Byborg Invests $22.35M in PLBY Group

LOS ANGELES — Luxembourg-based Byborg Enterprises SA is investing $22.35 million in Playboy parent company PLBY Group.

The LiveJasmin owner signed an equity investment agreement with the iconic brand for 14.9 million newly issued shares of PLBY Group for $1.50 per share, with the purchase expected to close Nov. 8.

Additionally, the two companies signed a nonbinding letter of intent for Byborg to license digital content from Playboy and operate some of the brand's digital businesses, with PLBY receiving a minimum of $20 million per year for 15 years, or $300 million total.

"Our strategic relationship will combine the rich heritage of the Playboy brand with one of the best premium online entertainment companies in the market," said PLBY CEO Ben Kohn. "I am most excited about the new products Byborg has developed and how the Playboy brand can bring those to mass audiences. The proposed transaction also represents one of the most significant steps to date in our transition to an asset-light business model."

As part of the arrangement, the shares will be subject to a one-year lock-up period. In 2025, PLBY Group will appoint a director nominated by Byborg and add a mutually agreed-upon independent director.

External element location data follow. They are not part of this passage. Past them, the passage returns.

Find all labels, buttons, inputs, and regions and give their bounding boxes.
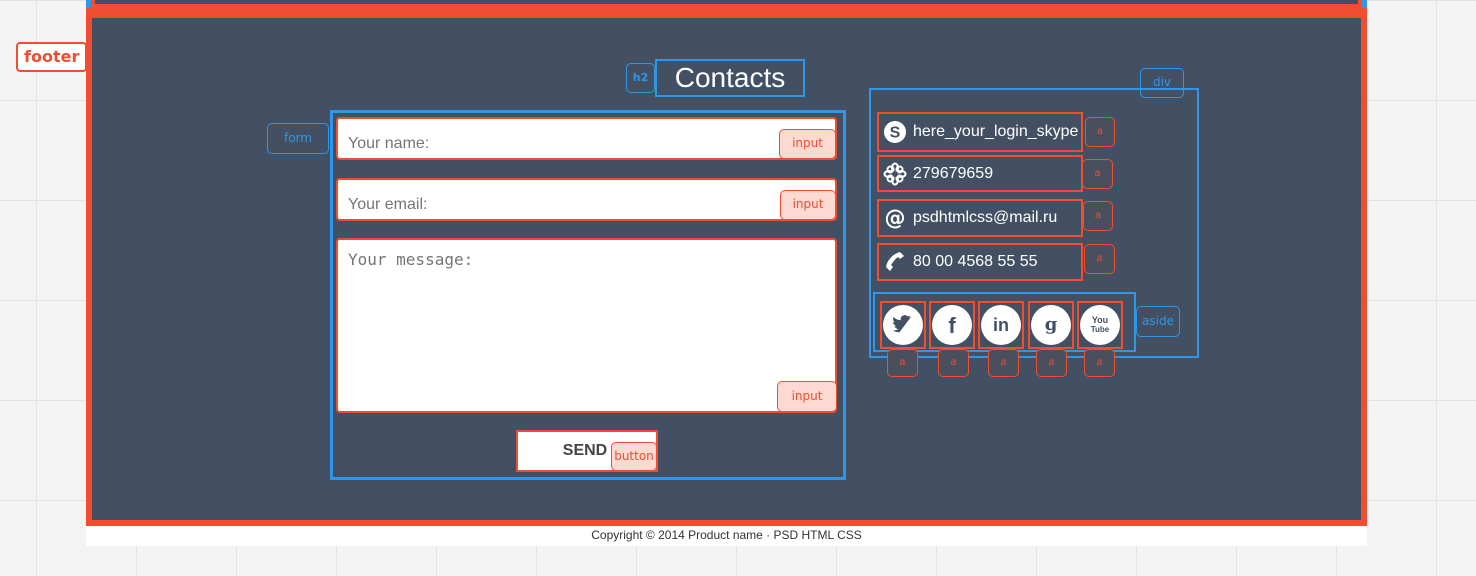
google-icon: g: [1031, 305, 1071, 345]
contacts-heading: Contacts: [655, 59, 805, 97]
icq-link[interactable]: 279679659: [877, 155, 1083, 192]
a-tag: a: [1082, 159, 1113, 189]
phone-icon: [883, 250, 907, 274]
a-tag: a: [887, 349, 918, 377]
linkedin-link[interactable]: in: [978, 301, 1024, 349]
a-tag: a: [1084, 349, 1115, 377]
input-tag: input: [780, 190, 836, 220]
a-tag: a: [1084, 244, 1115, 274]
email-input[interactable]: [336, 178, 837, 221]
contact-text: 279679659: [913, 164, 994, 182]
h2-tag: h2: [626, 63, 655, 93]
input-tag: input: [777, 381, 837, 412]
svg-text:g: g: [1045, 314, 1058, 335]
svg-text:You: You: [1092, 315, 1108, 325]
twitter-link[interactable]: [880, 301, 926, 349]
phone-link[interactable]: 80 00 4568 55 55: [877, 243, 1083, 281]
linkedin-icon: in: [981, 305, 1021, 345]
skype-icon: S: [883, 120, 907, 144]
at-sign-icon: @: [883, 206, 907, 230]
youtube-icon: You Tube: [1080, 305, 1120, 345]
a-tag: a: [1083, 201, 1113, 231]
facebook-icon: f: [932, 305, 972, 345]
footer-tag: footer: [16, 42, 88, 72]
facebook-link[interactable]: f: [929, 301, 975, 349]
form-tag: form: [267, 123, 329, 154]
div-tag: div: [1140, 68, 1184, 98]
header-section: [86, 0, 1367, 12]
contact-text: here_your_login_skype: [913, 123, 1079, 140]
twitter-icon: [883, 305, 923, 345]
contact-text: psdhtmlcss@mail.ru: [913, 209, 1058, 226]
a-tag: a: [1085, 117, 1115, 147]
email-link[interactable]: @ psdhtmlcss@mail.ru: [877, 199, 1083, 237]
message-input[interactable]: [336, 238, 837, 413]
youtube-link[interactable]: You Tube: [1077, 301, 1123, 349]
a-tag: a: [988, 349, 1019, 377]
a-tag: a: [938, 349, 969, 377]
name-input[interactable]: [336, 117, 837, 160]
a-tag: a: [1036, 349, 1067, 377]
aside-tag: aside: [1136, 306, 1180, 337]
svg-text:@: @: [885, 206, 906, 230]
google-link[interactable]: g: [1028, 301, 1074, 349]
svg-text:Tube: Tube: [1091, 325, 1110, 334]
input-tag: input: [779, 129, 836, 159]
icq-flower-icon: [883, 162, 907, 186]
copyright-text: Copyright © 2014 Product name · PSD HTML…: [86, 526, 1367, 546]
svg-text:S: S: [890, 125, 901, 142]
skype-link[interactable]: S here_your_login_skype: [877, 112, 1083, 152]
button-tag: button: [611, 442, 657, 471]
svg-text:f: f: [948, 313, 956, 337]
svg-text:in: in: [993, 315, 1009, 335]
contact-text: 80 00 4568 55 55: [913, 253, 1038, 270]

"Playboy is one of the most iconic lifestyle brands recognized worldwide, resonating across generations," said Byborg Managing Director Andras Somkuti. "Investing in PLBY Group and collaborating to enhance the brand and its assets for greater reach presents an exciting opportunity for us. We see tremendous potential to grow existing businesses, develop innovative products, create captivating experiences, and drive substantial growth."